Circuit Court Judge Barbara Haynes will gavel in the takings case at 9 a.m., as the Metropolitan Development and Housing Agency seeks to condemn 5.66 acres of key SoBro land owned by Tower Investments.
The property is currently a large parking lot immediately south of the Sommet Center.
As MDHA went through the process of gobbling up property needed to build the Music City Center, the agency offered Tower $14.8 million, a little more than the $14.7 million the investment group paid for the land.
Tower Senior Vice President Alex Marks had been a vocal supporter of the MCC before things turned contentious with the project late last fall, in the wake of MDHA’s offer.
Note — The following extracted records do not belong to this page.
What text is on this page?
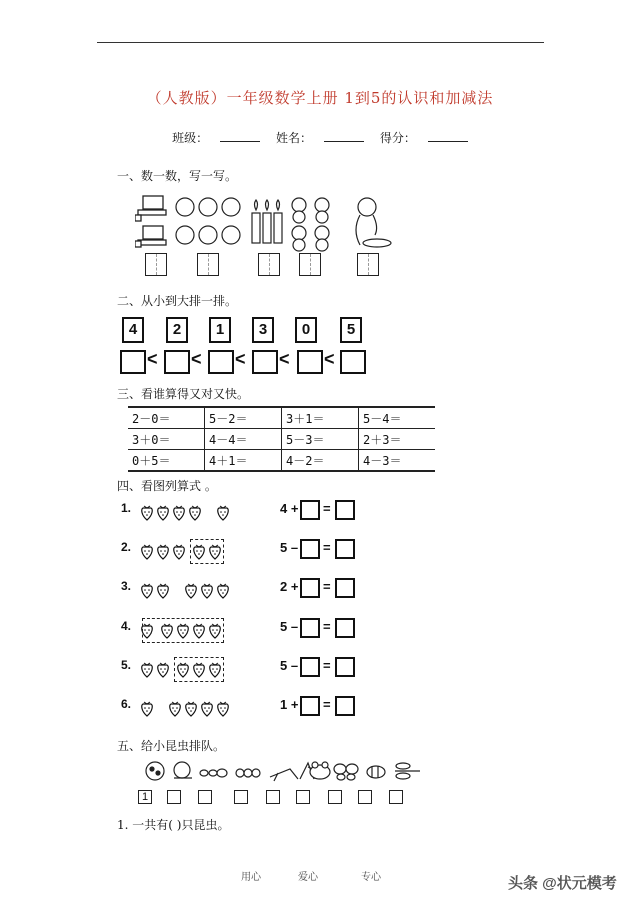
（人教版）一年级数学上册 1到5的认识和加减法
班级：	姓名：	得分：
一、数一数，写一写。
二、从小到大排一排。
三、看谁算得又对又快。
2－0＝	5－2＝	3＋1＝	5－4＝
3＋0＝	4－4＝	5－3＝	2＋3＝
0＋5＝	4＋1＝	4－2＝	4－3＝
四、看图列算式 。
五、给小昆虫排队。
1. 一共有( )只昆虫。
用心	爱心	专心	头条 @状元模考
4	2	1	3	0	5
< < < < <
1.	4 + =
2.	5 – =
3.	2 + =
4.	5 – =
5.	5 – =
6.	1 + =
1
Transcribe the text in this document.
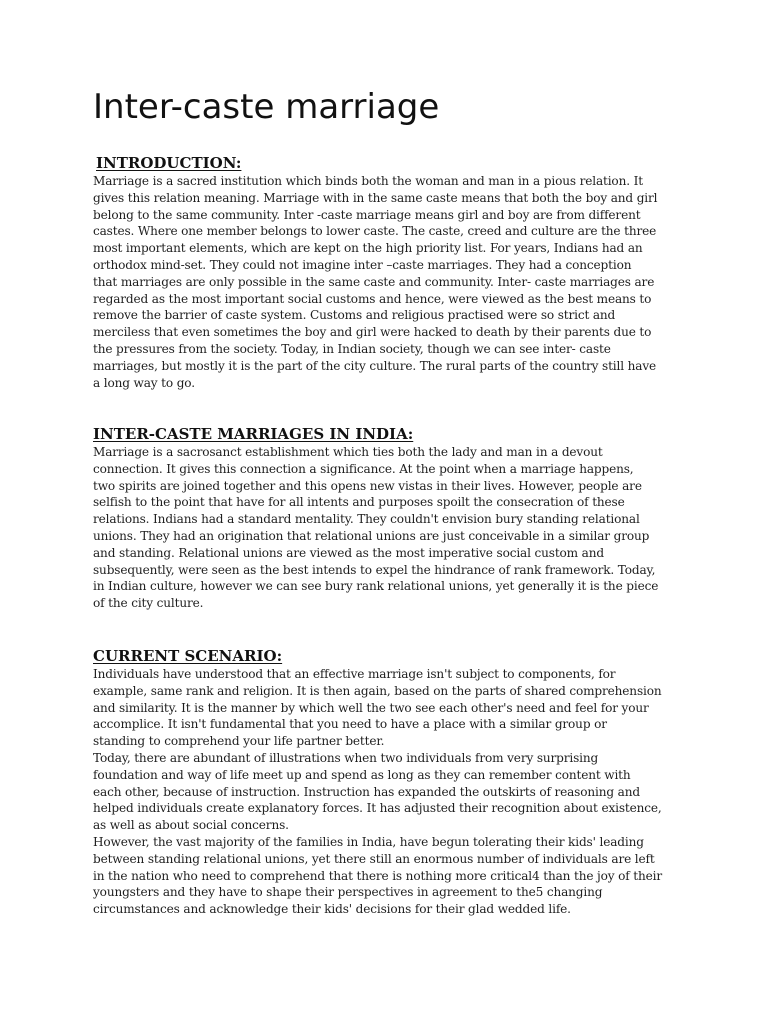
Inter-caste marriage
INTRODUCTION:

Marriage is a sacred institution which binds both the woman and man in a pious relation. It
gives this relation meaning. Marriage with in the same caste means that both the boy and girl
belong to the same community. Inter -caste marriage means girl and boy are from different
castes. Where one member belongs to lower caste. The caste, creed and culture are the three
most important elements, which are kept on the high priority list. For years, Indians had an
orthodox mind-set. They could not imagine inter –caste marriages. They had a conception
that marriages are only possible in the same caste and community. Inter- caste marriages are
regarded as the most important social customs and hence, were viewed as the best means to
remove the barrier of caste system. Customs and religious practised were so strict and
merciless that even sometimes the boy and girl were hacked to death by their parents due to
the pressures from the society. Today, in Indian society, though we can see inter- caste
marriages, but mostly it is the part of the city culture. The rural parts of the country still have
a long way to go.

INTER-CASTE MARRIAGES IN INDIA:

Marriage is a sacrosanct establishment which ties both the lady and man in a devout
connection. It gives this connection a significance. At the point when a marriage happens,
two spirits are joined together and this opens new vistas in their lives. However, people are
selfish to the point that have for all intents and purposes spoilt the consecration of these
relations. Indians had a standard mentality. They couldn't envision bury standing relational
unions. They had an origination that relational unions are just conceivable in a similar group
and standing. Relational unions are viewed as the most imperative social custom and
subsequently, were seen as the best intends to expel the hindrance of rank framework. Today,
in Indian culture, however we can see bury rank relational unions, yet generally it is the piece
of the city culture.

CURRENT SCENARIO:

Individuals have understood that an effective marriage isn't subject to components, for
example, same rank and religion. It is then again, based on the parts of shared comprehension
and similarity. It is the manner by which well the two see each other's need and feel for your
accomplice. It isn't fundamental that you need to have a place with a similar group or
standing to comprehend your life partner better.

Today, there are abundant of illustrations when two individuals from very surprising
foundation and way of life meet up and spend as long as they can remember content with
each other, because of instruction. Instruction has expanded the outskirts of reasoning and
helped individuals create explanatory forces. It has adjusted their recognition about existence,
as well as about social concerns.

However, the vast majority of the families in India, have begun tolerating their kids' leading
between standing relational unions, yet there still an enormous number of individuals are left
in the nation who need to comprehend that there is nothing more critical4 than the joy of their
youngsters and they have to shape their perspectives in agreement to the5 changing
circumstances and acknowledge their kids' decisions for their glad wedded life.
The framework of the trial became clearer in a Jan. 25 motion hearing in which Tower attorney Joe Conner argued — ultimately unsuccessfully — that he needed to depose six Metro councilmembers.
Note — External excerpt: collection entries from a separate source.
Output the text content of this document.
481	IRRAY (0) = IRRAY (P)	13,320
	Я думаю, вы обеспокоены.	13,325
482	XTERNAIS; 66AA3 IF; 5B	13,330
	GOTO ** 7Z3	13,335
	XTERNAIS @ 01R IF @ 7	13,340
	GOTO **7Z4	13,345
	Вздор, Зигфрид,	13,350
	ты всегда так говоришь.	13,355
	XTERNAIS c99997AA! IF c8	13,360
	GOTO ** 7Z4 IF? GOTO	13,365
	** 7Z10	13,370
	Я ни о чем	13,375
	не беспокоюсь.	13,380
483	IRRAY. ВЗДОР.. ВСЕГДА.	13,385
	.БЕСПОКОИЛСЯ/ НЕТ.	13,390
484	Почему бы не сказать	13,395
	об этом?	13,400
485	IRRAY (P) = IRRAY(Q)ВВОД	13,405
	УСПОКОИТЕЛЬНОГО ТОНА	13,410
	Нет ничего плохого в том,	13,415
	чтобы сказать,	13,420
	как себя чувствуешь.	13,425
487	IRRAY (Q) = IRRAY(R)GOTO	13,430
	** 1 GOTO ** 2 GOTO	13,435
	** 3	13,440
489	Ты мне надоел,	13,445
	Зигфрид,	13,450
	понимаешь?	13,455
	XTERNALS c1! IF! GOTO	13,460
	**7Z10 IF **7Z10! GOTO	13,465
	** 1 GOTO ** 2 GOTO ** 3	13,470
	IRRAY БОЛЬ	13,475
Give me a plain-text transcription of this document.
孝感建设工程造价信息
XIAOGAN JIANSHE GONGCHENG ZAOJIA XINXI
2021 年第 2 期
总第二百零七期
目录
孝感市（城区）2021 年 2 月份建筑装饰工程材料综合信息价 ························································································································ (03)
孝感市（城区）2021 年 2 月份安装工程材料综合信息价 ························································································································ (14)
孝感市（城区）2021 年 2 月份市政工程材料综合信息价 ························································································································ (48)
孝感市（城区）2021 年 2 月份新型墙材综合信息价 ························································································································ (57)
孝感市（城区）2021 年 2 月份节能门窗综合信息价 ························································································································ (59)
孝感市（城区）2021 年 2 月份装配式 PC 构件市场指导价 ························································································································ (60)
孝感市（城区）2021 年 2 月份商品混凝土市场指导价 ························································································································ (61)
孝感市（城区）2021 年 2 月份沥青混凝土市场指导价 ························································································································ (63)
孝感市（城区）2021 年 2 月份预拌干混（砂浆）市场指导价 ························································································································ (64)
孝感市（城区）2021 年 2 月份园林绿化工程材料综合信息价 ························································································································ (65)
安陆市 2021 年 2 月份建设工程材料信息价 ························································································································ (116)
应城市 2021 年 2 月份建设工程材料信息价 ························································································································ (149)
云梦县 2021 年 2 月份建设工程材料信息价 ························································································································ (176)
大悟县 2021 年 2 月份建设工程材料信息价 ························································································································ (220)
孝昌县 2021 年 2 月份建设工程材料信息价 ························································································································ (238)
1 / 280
At issue is whether MDHA has the power to condemn the land. Conner has argued that under the state's housing authority statute the property would have to be blighted, although the word "blight" never came up in Metro Council or public hearings regarding the process.
In the meantime, Conner said, MDHA conducted a blight survey that raised the percentage of blighted property from "12 or 13 percent" to 37 percent of the Capitol Mall Redevelopment District.
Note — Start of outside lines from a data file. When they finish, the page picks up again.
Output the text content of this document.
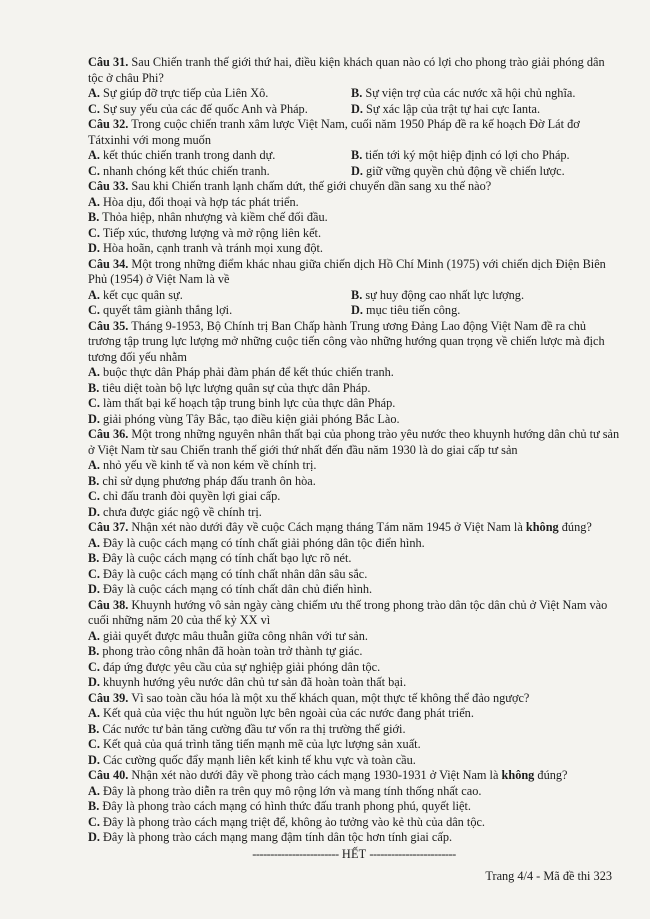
Câu 31. Sau Chiến tranh thế giới thứ hai, điều kiện khách quan nào có lợi cho phong trào giải phóng dân tộc ở châu Phi?
A. Sự giúp đỡ trực tiếp của Liên Xô.	B. Sự viện trợ của các nước xã hội chủ nghĩa.
C. Sự suy yếu của các đế quốc Anh và Pháp.	D. Sự xác lập của trật tự hai cực Ianta.
Câu 32. Trong cuộc chiến tranh xâm lược Việt Nam, cuối năm 1950 Pháp đề ra kế hoạch Đờ Lát đơ Tátxinhi với mong muốn
A. kết thúc chiến tranh trong danh dự.	B. tiến tới ký một hiệp định có lợi cho Pháp.
C. nhanh chóng kết thúc chiến tranh.	D. giữ vững quyền chủ động về chiến lược.
Câu 33. Sau khi Chiến tranh lạnh chấm dứt, thế giới chuyển dần sang xu thế nào?
A. Hòa dịu, đối thoại và hợp tác phát triển.
B. Thỏa hiệp, nhân nhượng và kiềm chế đối đầu.
C. Tiếp xúc, thương lượng và mở rộng liên kết.
D. Hòa hoãn, cạnh tranh và tránh mọi xung đột.
Câu 34. Một trong những điểm khác nhau giữa chiến dịch Hồ Chí Minh (1975) với chiến dịch Điện Biên Phủ (1954) ở Việt Nam là về
A. kết cục quân sự.	B. sự huy động cao nhất lực lượng.
C. quyết tâm giành thắng lợi.	D. mục tiêu tiến công.
Câu 35. Tháng 9-1953, Bộ Chính trị Ban Chấp hành Trung ương Đảng Lao động Việt Nam đề ra chủ trương tập trung lực lượng mở những cuộc tiến công vào những hướng quan trọng về chiến lược mà địch tương đối yếu nhằm
A. buộc thực dân Pháp phải đàm phán để kết thúc chiến tranh.
B. tiêu diệt toàn bộ lực lượng quân sự của thực dân Pháp.
C. làm thất bại kế hoạch tập trung binh lực của thực dân Pháp.
D. giải phóng vùng Tây Bắc, tạo điều kiện giải phóng Bắc Lào.
Câu 36. Một trong những nguyên nhân thất bại của phong trào yêu nước theo khuynh hướng dân chủ tư sản ở Việt Nam từ sau Chiến tranh thế giới thứ nhất đến đầu năm 1930 là do giai cấp tư sản
A. nhỏ yếu về kinh tế và non kém về chính trị.
B. chỉ sử dụng phương pháp đấu tranh ôn hòa.
C. chỉ đấu tranh đòi quyền lợi giai cấp.
D. chưa được giác ngộ về chính trị.
Câu 37. Nhận xét nào dưới đây về cuộc Cách mạng tháng Tám năm 1945 ở Việt Nam là không đúng?
A. Đây là cuộc cách mạng có tính chất giải phóng dân tộc điển hình.
B. Đây là cuộc cách mạng có tính chất bạo lực rõ nét.
C. Đây là cuộc cách mạng có tính chất nhân dân sâu sắc.
D. Đây là cuộc cách mạng có tính chất dân chủ điển hình.
Câu 38. Khuynh hướng vô sản ngày càng chiếm ưu thế trong phong trào dân tộc dân chủ ở Việt Nam vào cuối những năm 20 của thế kỷ XX vì
A. giải quyết được mâu thuẫn giữa công nhân với tư sản.
B. phong trào công nhân đã hoàn toàn trở thành tự giác.
C. đáp ứng được yêu cầu của sự nghiệp giải phóng dân tộc.
D. khuynh hướng yêu nước dân chủ tư sản đã hoàn toàn thất bại.
Câu 39. Vì sao toàn cầu hóa là một xu thế khách quan, một thực tế không thể đảo ngược?
A. Kết quả của việc thu hút nguồn lực bên ngoài của các nước đang phát triển.
B. Các nước tư bản tăng cường đầu tư vốn ra thị trường thế giới.
C. Kết quả của quá trình tăng tiến mạnh mẽ của lực lượng sản xuất.
D. Các cường quốc đẩy mạnh liên kết kinh tế khu vực và toàn cầu.
Câu 40. Nhận xét nào dưới đây về phong trào cách mạng 1930-1931 ở Việt Nam là không đúng?
A. Đây là phong trào diễn ra trên quy mô rộng lớn và mang tính thống nhất cao.
B. Đây là phong trào cách mạng có hình thức đấu tranh phong phú, quyết liệt.
C. Đây là phong trào cách mạng triệt để, không ảo tưởng vào kẻ thù của dân tộc.
D. Đây là phong trào cách mạng mang đậm tính dân tộc hơn tính giai cấp.
------------------------ HẾT ------------------------
Trang 4/4 - Mã đề thi 323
Tower has contended from the beginning that its property is not blighted and that the company has the ability to develop the property on its own.
But Brian Jackson, a Miller & Martin attorney representing MDHA, said that, blighted or not, the Metro Council delegated its general authority to exercise eminent domain for the convention center to MDHA.
"The ordinance required and directed MDHA to acquire ... a list of properties in the SoBro district for a new convention center," he said. "If a statute or ordinance is clear on its face, you don't resort to extrinsic evidence of any kind, and this ordinance couldn't be any more clear."
Jackson said the Metro Charter explicitly gives the council the right to delegate its power, and Tower's request to subpoena the legislators is a smokescreen.
"The subpoenas of the elected officials are an attempt to expand this case. The real goal of Tower subpoenaing on the day of the [council] vote [on MCC financing] is an effort to broaden this case in an effort to delay and broaden it into tangential issues," he argued.
Conversely, though, Conner said Metro cannot extend its eminent-domain authority without action by the state legislature.